Светлый фон

– Ёшкин кот! – Пахан с отвращением попятился. – Ни в жизнь не подойду! Ни в жизнь!

– Это ещё хуже! Боже! Разве может быть так? – если бы Марусю не вырвало десятью минутами раньше, такое произошло бы сейчас.

Бортовского не было. Его тело, где ожидалось увидеть ноги, руки и прочие человеческие атрибуты, заменил пульсирующий в агонии гигантских размеров слизень. Извиваясь, он бился, попутно меняя краску с тёмно-розовой на мёртвенно-бледную. Волнообразное горбатое существо медленно и бестолково елозило, накрывая автоматы сплющенным брюхом. Молчун моментально прикинул, что слизень, хоть и выглядит устрашающим, практически безопасен. Похоже, он умирал. На утончённой конусообразной конечности двигались шрамы углублений, пережёвывая вечную жвачку. От мысли, что такая фиготень сидела в Иване всё время, закружилась голова. У-у, червь! Ах, если бы Бортовский знал, во что превратится после смерти, он, возможно бы, застрелился. Повеселив мысли, Молчун почувствовал облегчение. Червь привлекал внимание, завораживал, словно они подглядывали за чем-то неприличным. Безобразное отталкивающе привлекательно. Что, в принципе, есть человек? Имидж, личинка, личина. Его сущность – червь. Голодный и любопытный. Не червяка ли мы напоминаем в утробе матери? И разве не черви проводят нас в самый последний путь, превращая из тела в прах? Если распределять пальму первенства между живыми существами планеты, вполне заслуженно завоюет её не лев, не черепаха, не слон, не человек, а червь, питающийся падалью. Он бессмертен и всесилен.

Маруся первой уловила опасность:

– Борис исчез!

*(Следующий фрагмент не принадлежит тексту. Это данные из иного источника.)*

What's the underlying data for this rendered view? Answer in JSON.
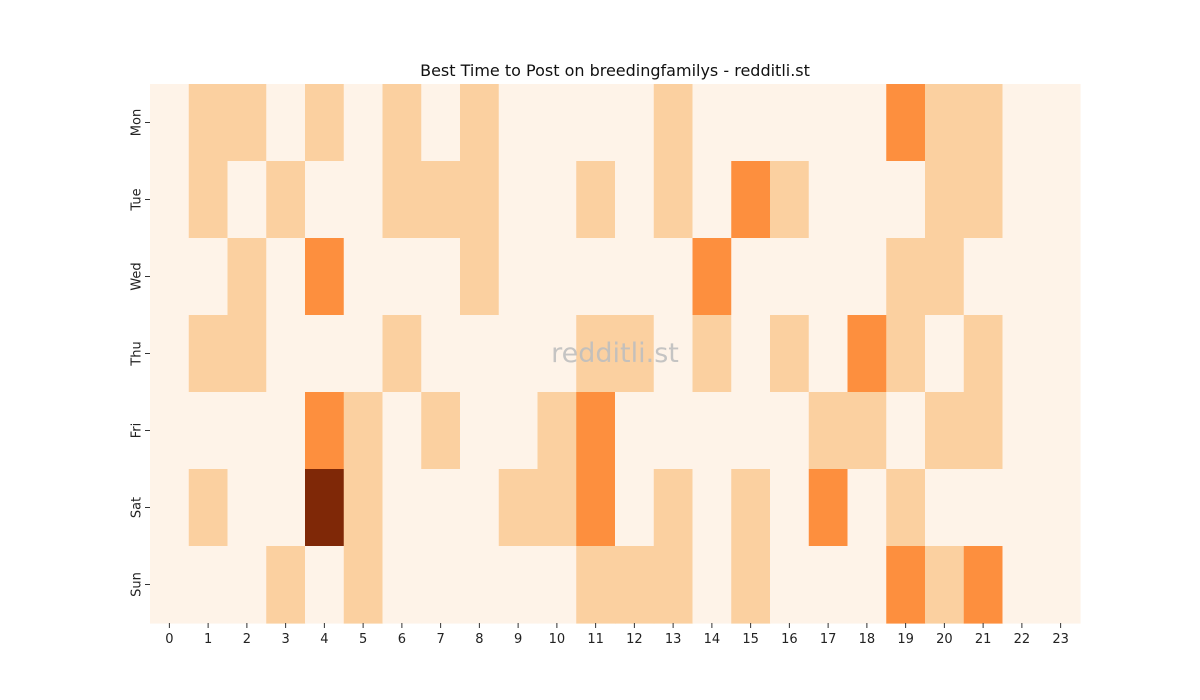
{
  "chart_data": {
    "type": "heatmap",
    "title": "Best Time to Post on breedingfamilys - redditli.st",
    "watermark": "redditli.st",
    "x_categories": [
      "0",
      "1",
      "2",
      "3",
      "4",
      "5",
      "6",
      "7",
      "8",
      "9",
      "10",
      "11",
      "12",
      "13",
      "14",
      "15",
      "16",
      "17",
      "18",
      "19",
      "20",
      "21",
      "22",
      "23"
    ],
    "y_categories": [
      "Mon",
      "Tue",
      "Wed",
      "Thu",
      "Fri",
      "Sat",
      "Sun"
    ],
    "values": [
      [
        0,
        1,
        1,
        0,
        1,
        0,
        1,
        0,
        1,
        0,
        0,
        0,
        0,
        1,
        0,
        0,
        0,
        0,
        0,
        2,
        1,
        1,
        0,
        0
      ],
      [
        0,
        1,
        0,
        1,
        0,
        0,
        1,
        1,
        1,
        0,
        0,
        1,
        0,
        1,
        0,
        2,
        1,
        0,
        0,
        0,
        1,
        1,
        0,
        0
      ],
      [
        0,
        0,
        1,
        0,
        2,
        0,
        0,
        0,
        1,
        0,
        0,
        0,
        0,
        0,
        2,
        0,
        0,
        0,
        0,
        1,
        1,
        0,
        0,
        0
      ],
      [
        0,
        1,
        1,
        0,
        0,
        0,
        1,
        0,
        0,
        0,
        0,
        1,
        1,
        0,
        1,
        0,
        1,
        0,
        2,
        1,
        0,
        1,
        0,
        0
      ],
      [
        0,
        0,
        0,
        0,
        2,
        1,
        0,
        1,
        0,
        0,
        1,
        2,
        0,
        0,
        0,
        0,
        0,
        1,
        1,
        0,
        1,
        1,
        0,
        0
      ],
      [
        0,
        1,
        0,
        0,
        4,
        1,
        0,
        0,
        0,
        1,
        1,
        2,
        0,
        1,
        0,
        1,
        0,
        2,
        0,
        1,
        0,
        0,
        0,
        0
      ],
      [
        0,
        0,
        0,
        1,
        0,
        1,
        0,
        0,
        0,
        0,
        0,
        1,
        1,
        1,
        0,
        1,
        0,
        0,
        0,
        2,
        1,
        2,
        0,
        0
      ]
    ],
    "colormap": {
      "0": "#fef3e8",
      "1": "#fbd0a0",
      "2": "#fd8f3e",
      "4": "#7f2807"
    },
    "xlabel": "",
    "ylabel": ""
  }
}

Он где-то здесь! Чувствуете, как воняет?

– Вздернутый смылся, – удивлённо подтвердил Пахан.

На ветке болтался пустой рюкзак.

– Пора! – уныло сообщил Молчун. – Убираемся отсюда!

В спину дохнуло теплом, которое через минуту превратится в пекло. Огонь пересёк вырубленную просеку, уничтожив древнюю хижину, попутно слизывая ульи. Осторожно обойдя гигантского червяка, они попытались пройти к реке. Но, поражённые, остановились. С берега к ним направлялся старый знакомый. Разбрызгивая зелёную жижу из ран в боку, оставленных автоматной очередью, медведь неуклюже припадал на все четыре лапы. Он не рычал – молчаливым становясь страшнее. Свалявшаяся шерсть напоминала мокрую ветошь, которой вытирали солидоловые пятна на полу мастерской. Глаза горели подозрительно-красными светофоринами. Но самым жутким было: голова Шурика, свисающая с оскаленной пасти пародией на мохнатую бороду необычной круглой формы. Патлы, которыми Сашка гордился, слежавшись, закрывали лицо уродливыми толстыми змеями.